Fotografia e terremoto: un progetto di ricostruzione

Marco Anzidei, ricercatore dell'Istituto Nazionale di Geofisica e Vulcanologia (INGV), in collaborazione con Giulio Forti, editore di Fotografia Reflex hanno deciso di partecipare al progetto della fotogiornalista Claudia Rocchini volto a raccogliere le immagini relative agli eventi sismici avvenuti in Emilia Romagna in queste ultime settimane, utili per permettere una ricostruzione degli edifici storici.

Anzidei ha creato una pagina Flickr dell'INGV dove sono state pubblicate centinaia di immagini scattate dai ricercatori, a cui è stata affiancata una descrizione bilingue degli effetti degli eventi sismici dal 20 maggio scorso. Fino ad oggi, questa pagina ha ottenuto circa 2 milioni di visite.

E' stato così che il mensile Fotografia Reflex, ha lanciato l'invito alle popolazioni colpite dal sisma a scattare immagini dei luoghi terremotati che verranno utilizzate per elaborare progetti di ricostruzione. 

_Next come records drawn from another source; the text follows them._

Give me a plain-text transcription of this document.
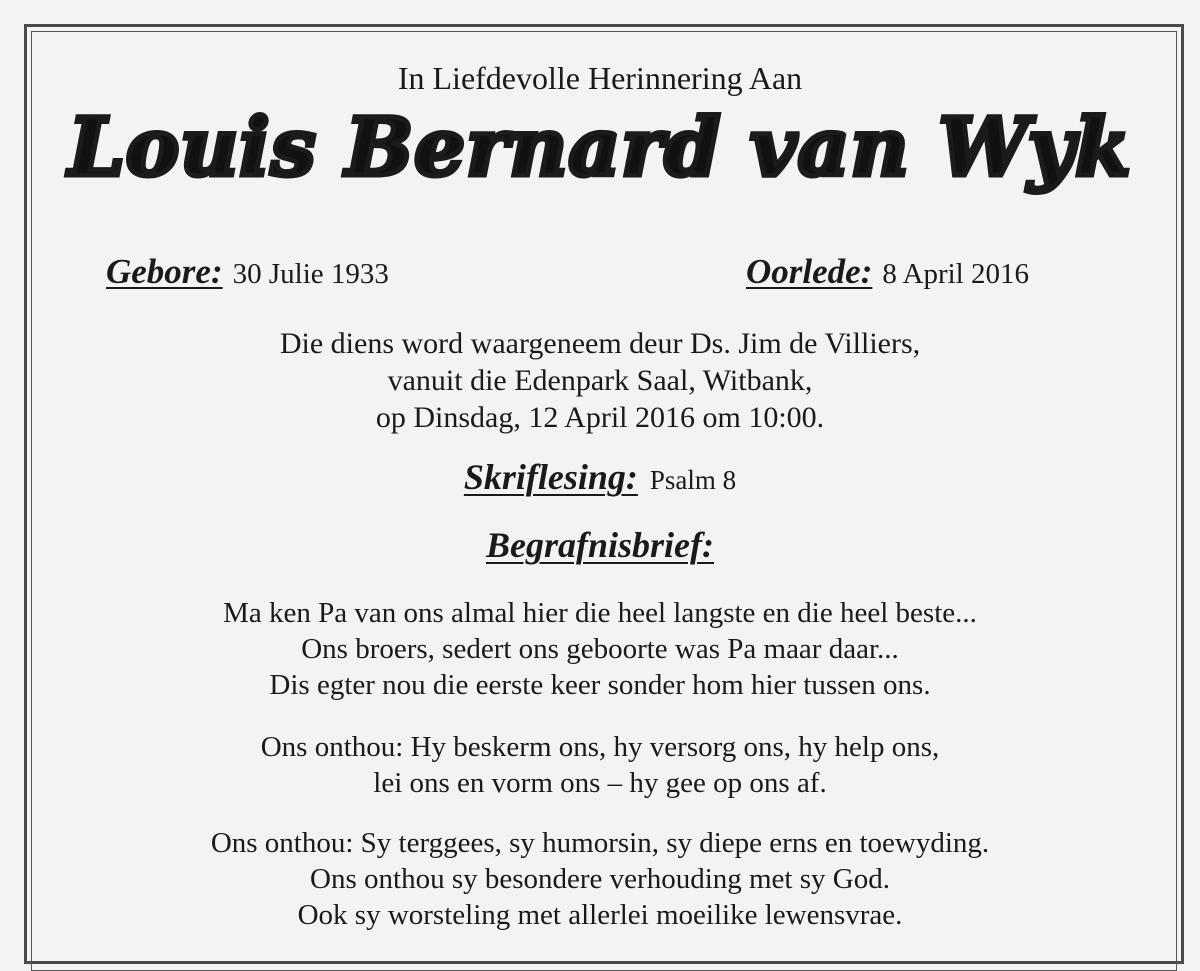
In Liefdevolle Herinnering Aan
Louis Bernard van Wyk
Gebore: 30 Julie 1933	Oorlede: 8 April 2016
Die diens word waargeneem deur Ds. Jim de Villiers,
vanuit die Edenpark Saal, Witbank,
op Dinsdag, 12 April 2016 om 10:00.
Skriflesing: Psalm 8
Begrafnisbrief:
Ma ken Pa van ons almal hier die heel langste en die heel beste...
Ons broers, sedert ons geboorte was Pa maar daar...
Dis egter nou die eerste keer sonder hom hier tussen ons.
Ons onthou: Hy beskerm ons, hy versorg ons, hy help ons,
lei ons en vorm ons – hy gee op ons af.
Ons onthou: Sy terggees, sy humorsin, sy diepe erns en toewyding.
Ons onthou sy besondere verhouding met sy God.
Ook sy worsteling met allerlei moeilike lewensvrae.
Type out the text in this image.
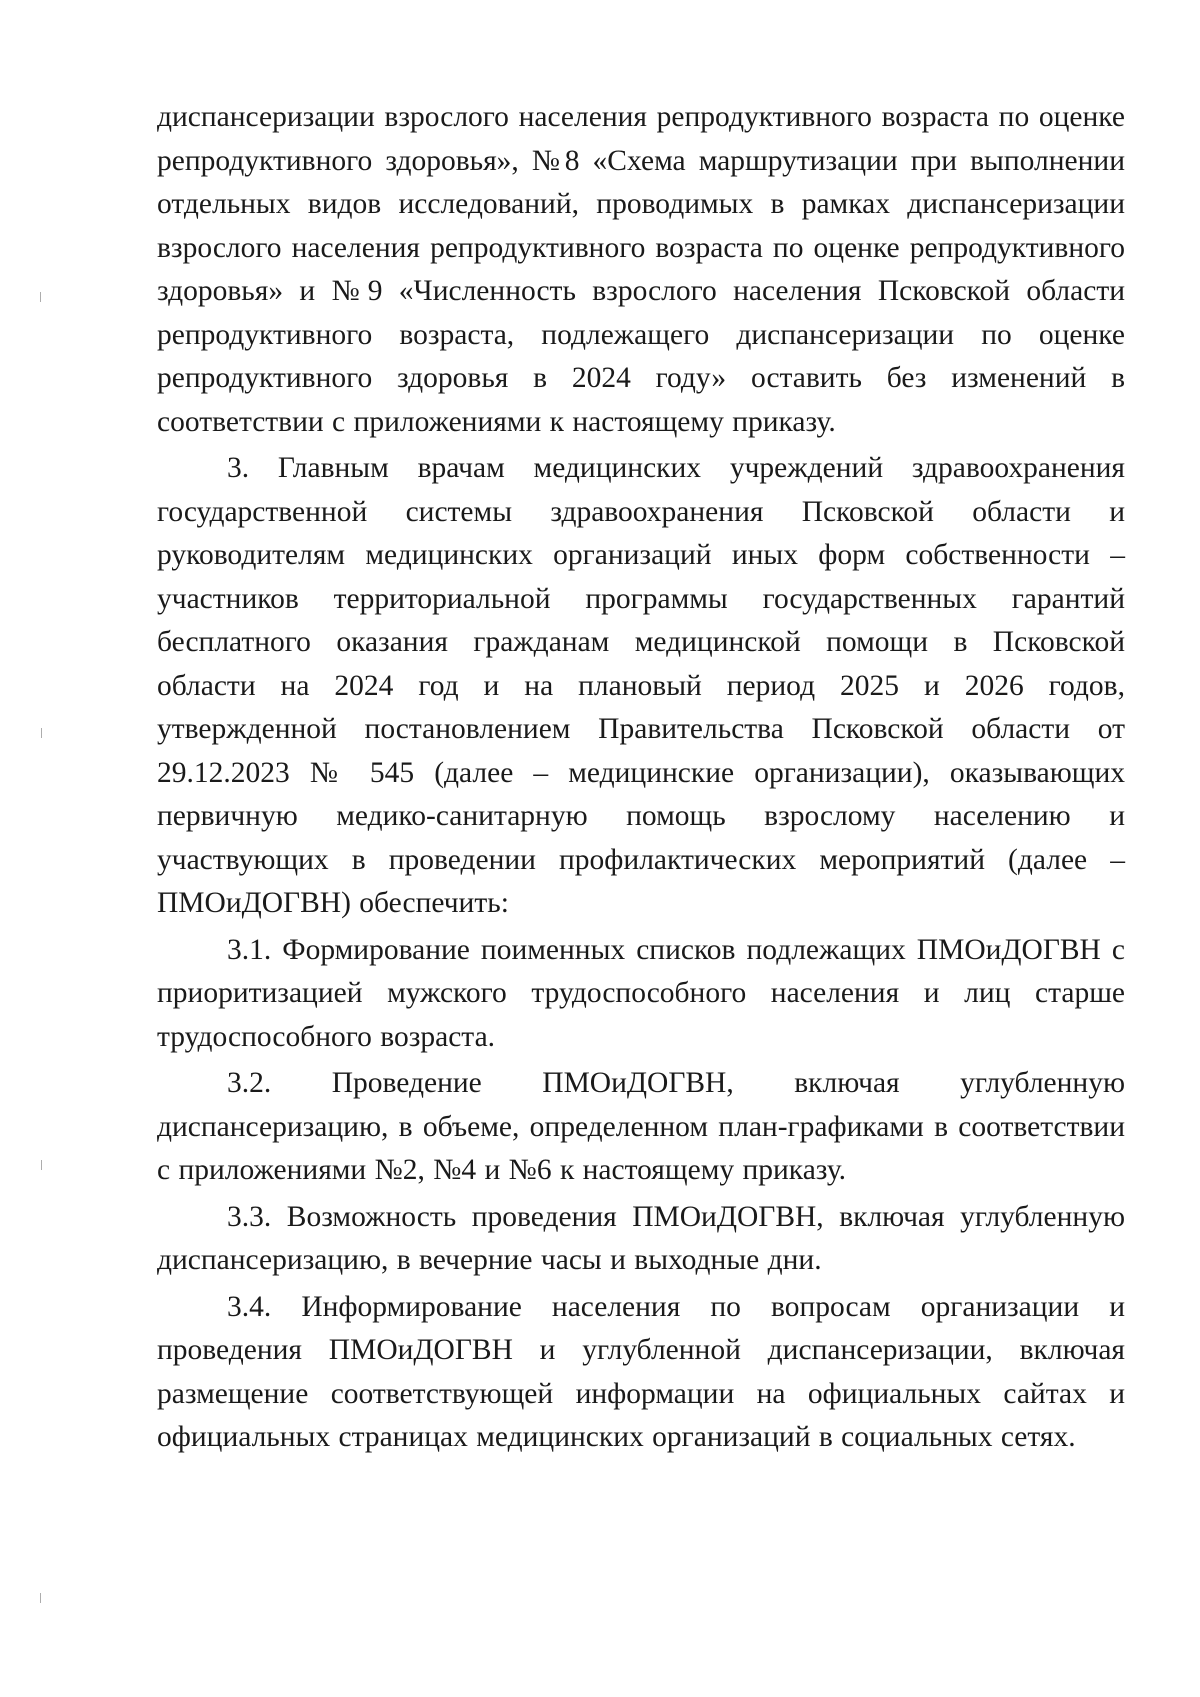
диспансеризации взрослого населения репродуктивного возраста по оценке репродуктивного здоровья», №8 «Схема маршрутизации при выполнении отдельных видов исследований, проводимых в рамках диспансеризации взрослого населения репродуктивного возраста по оценке репродуктивного здоровья» и №9 «Численность взрослого населения Псковской области репродуктивного возраста, подлежащего диспансеризации по оценке репродуктивного здоровья в 2024 году» оставить без изменений в соответствии с приложениями к настоящему приказу.

3. Главным врачам медицинских учреждений здравоохранения государственной системы здравоохранения Псковской области и руководителям медицинских организаций иных форм собственности – участников территориальной программы государственных гарантий бесплатного оказания гражданам медицинской помощи в Псковской области на 2024 год и на плановый период 2025 и 2026 годов, утвержденной постановлением Правительства Псковской области от 29.12.2023 № 545 (далее – медицинские организации), оказывающих первичную медико-санитарную помощь взрослому населению и участвующих в проведении профилактических мероприятий (далее – ПМОиДОГВН) обеспечить:

3.1. Формирование поименных списков подлежащих ПМОиДОГВН с приоритизацией мужского трудоспособного населения и лиц старше трудоспособного возраста.

3.2. Проведение ПМОиДОГВН, включая углубленную диспансеризацию, в объеме, определенном план-графиками в соответствии с приложениями №2, №4 и №6 к настоящему приказу.

3.3. Возможность проведения ПМОиДОГВН, включая углубленную диспансеризацию, в вечерние часы и выходные дни.

3.4. Информирование населения по вопросам организации и проведения ПМОиДОГВН и углубленной диспансеризации, включая размещение соответствующей информации на официальных сайтах и официальных страницах медицинских организаций в социальных сетях.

Gli organizzatori dell'iniziativa hanno precisato che questo non è un tentativo di sviluppare il turismo fotografico, ma dalla necessità di ricevere in un modo rapido ed abbastanza esaustivo una panoramica sui danni provocati dal terremoto agli edifici e all'ambiente poiché, come sostengono i ricercatori "un conto è sapere dove intervenire prima e un'altro è arrivare in loco ed iniziare tutto il lavoro ex novo".